Au Havre, il cognait sa belle-fille de 2 ans
Justice. Âgée de 2 ans, la Havraise avait dû subir nombre de blessures. Dont personne n’assume les responsabilités.
Sur le crâne, à une lèvre, au menton, à la racine du cou, à la poitrine, à des doigts, à un orteil. Les lésions sur la petite de 2 ans et 3 mois sont listées par les médecins. Il y a aussi cette fracture à laquelle le beau-père du moment donne une explication incroyable. Il est poursuivi devant le tribunal correctionnel du Havre pour des « violences par ascendant » qui ont entraîné une incapacité de travail de 21 jours. La mère doit répondre de « soustraction par un parent à ses obligations légales ».
À 27 mois, elle perd le dixième de son poids
« Vous dites que votre petite fille avait peur de monsieur, mais en même temps vous la lui laissiez tous les jours », ne peut comprendre Me Agathe Frémy qui représente la victime à l’audience. En mai 2014 au Havre, les urgences pédiatriques reçoivent enfin l’enfant accompagnée par un proche de la mère. Aussitôt, le personnel soignant constate une absence de suivi depuis un trop long moment. Le carnet de santé n’est pas à jour, les vaccins non plus. Surtout, en deux mois, la gamine de 27 mois a perdu 850 grammes. « Le dixième de son poids », martèle Me Frémy. La mère se présente à l’hôpital. Si elle est en pleurs à la barre, elle est « sans réactions » ce jour-là, selon le long rapport de l’établissement de soins. « Un rapport d’une telle longueur c’est rare, par des médecins qui sont habituellement plus prudents à dire ce qu’ils pensent », retient le président. L’hôpital va jusqu’à parler d’un « détachement » de la mère de 28 ans. Elle n’offre aucune explication. Prostrée, sa petite préfère rester avec les infirmières, plutôt que la rejoindre. Le procureur est alerté. Une ordonnance de placement provisoire est délivrée. « C’est le moment, madame. Il va falloir dire les choses », sollicite le président.
Elle avait peur de lui
Jupe et chemisier cintrés, Tiffany estime que sa petite avait pour habitude de sauter de son lit et aurait pu se blesser, sans pleurer. Et puis, la jeune femme aussi frêle que tremblante finit par se tourner vers Mathieu, 28 ans. Amants durant trois mois, celle qui originaire de Lille est venue vivre avec lui au Havre. Il admet que la petite avait peur de lui. En raison de sa « grande taille » et de sa « grosse voix », promet-il. La fracture ? Peut-être lorsqu’il l’a prise par les poignets, énervé qu’elle ne marche pas. La blessure à l’orteil ? En raison du frottement des chaussures. Les lésions au cou ? « Involontairement en lui relevant la tête. » Après avoir demandé à Tiffany de décrire Mathieu, le président demande au Havrais de se décrire lui-même. « Vous êtes plutôt zen, sympathique, aimable, colérique… ? » Le juge sait que la mère de l’intéressé l’a désigné comme pouvant être violent. « Je suis plutôt apaisé, mais… » Mathieu, père d’un enfant, avoue qu’il lui arrive de cogner dans les portes. Il nie toute violence, « tout du moins sur la petite ».

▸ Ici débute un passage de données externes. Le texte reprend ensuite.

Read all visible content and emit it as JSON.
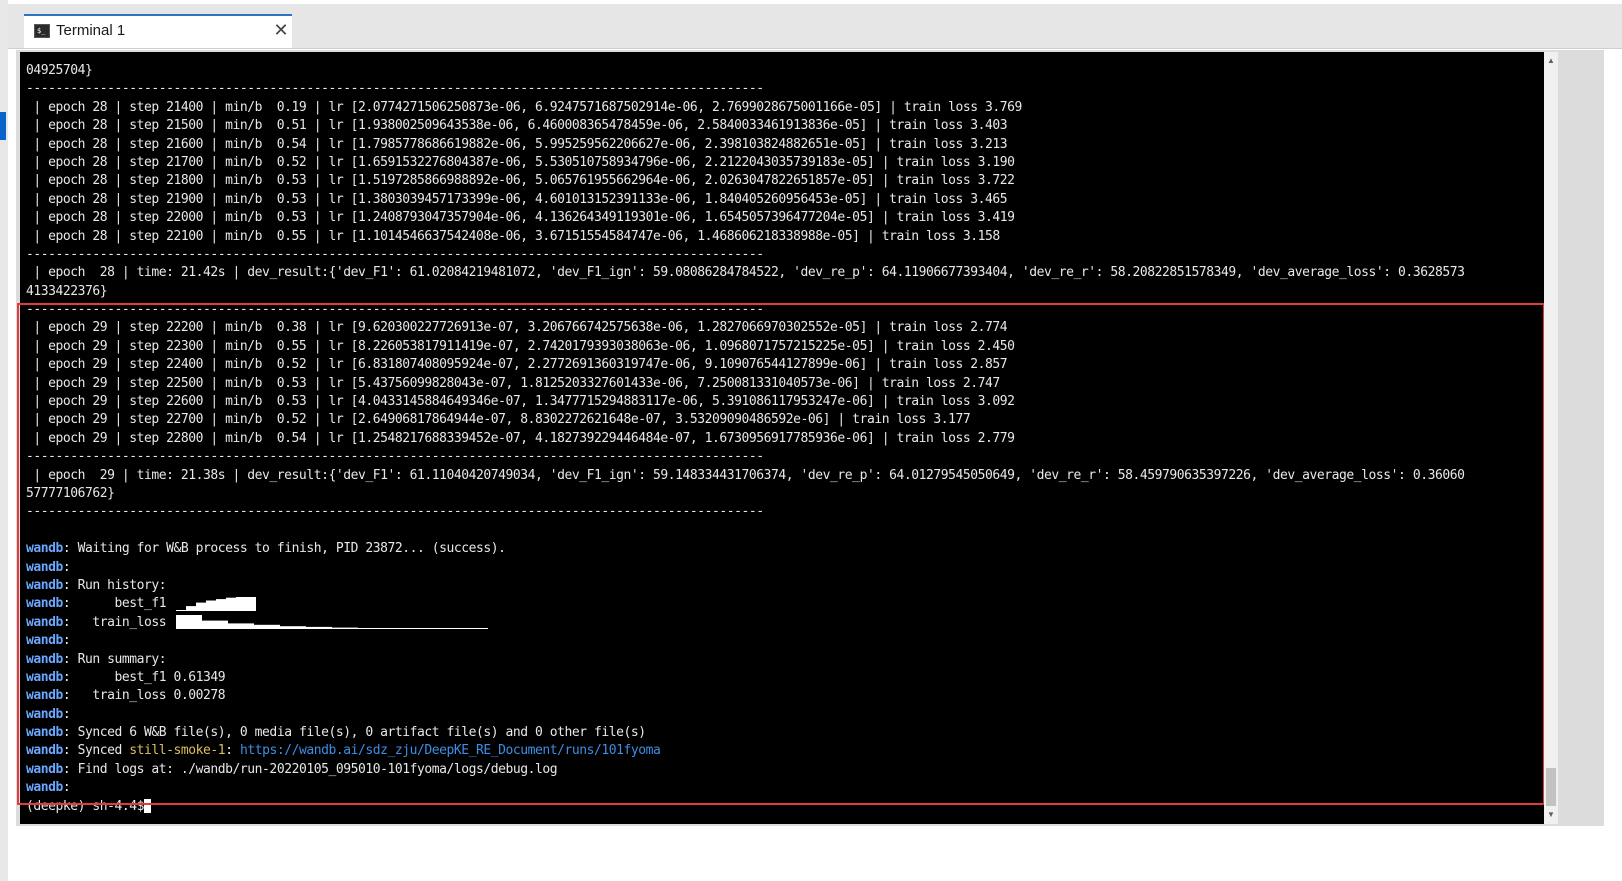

Pour Me Floriane Riffelmacher qui assiste la mère, « monsieur, il en imposait à madame ». L’avocate évoque une « soumission » au concubin, une « emprise ». Cela en fait sourire la défense du Havrais. « On se croirait dans un film », balaye Me Nathalie Michel. « Quand elle rentrait des courses, il arrivait que l’enfant soit blessée et monsieur avait toujours une excuse », ajoute Me Riffelmacher. Reconnus coupables de soustraction à ses obligations pour l’une et de violences pour l’autre, chaque prévenu au casier vierge écope de quatre mois de prison avec sursis. « Le médecin a été formel : les blessures ne pouvaient pas avoir une origine accidentelle », a rappelé la procureure. La victime et son père seront à indemniser.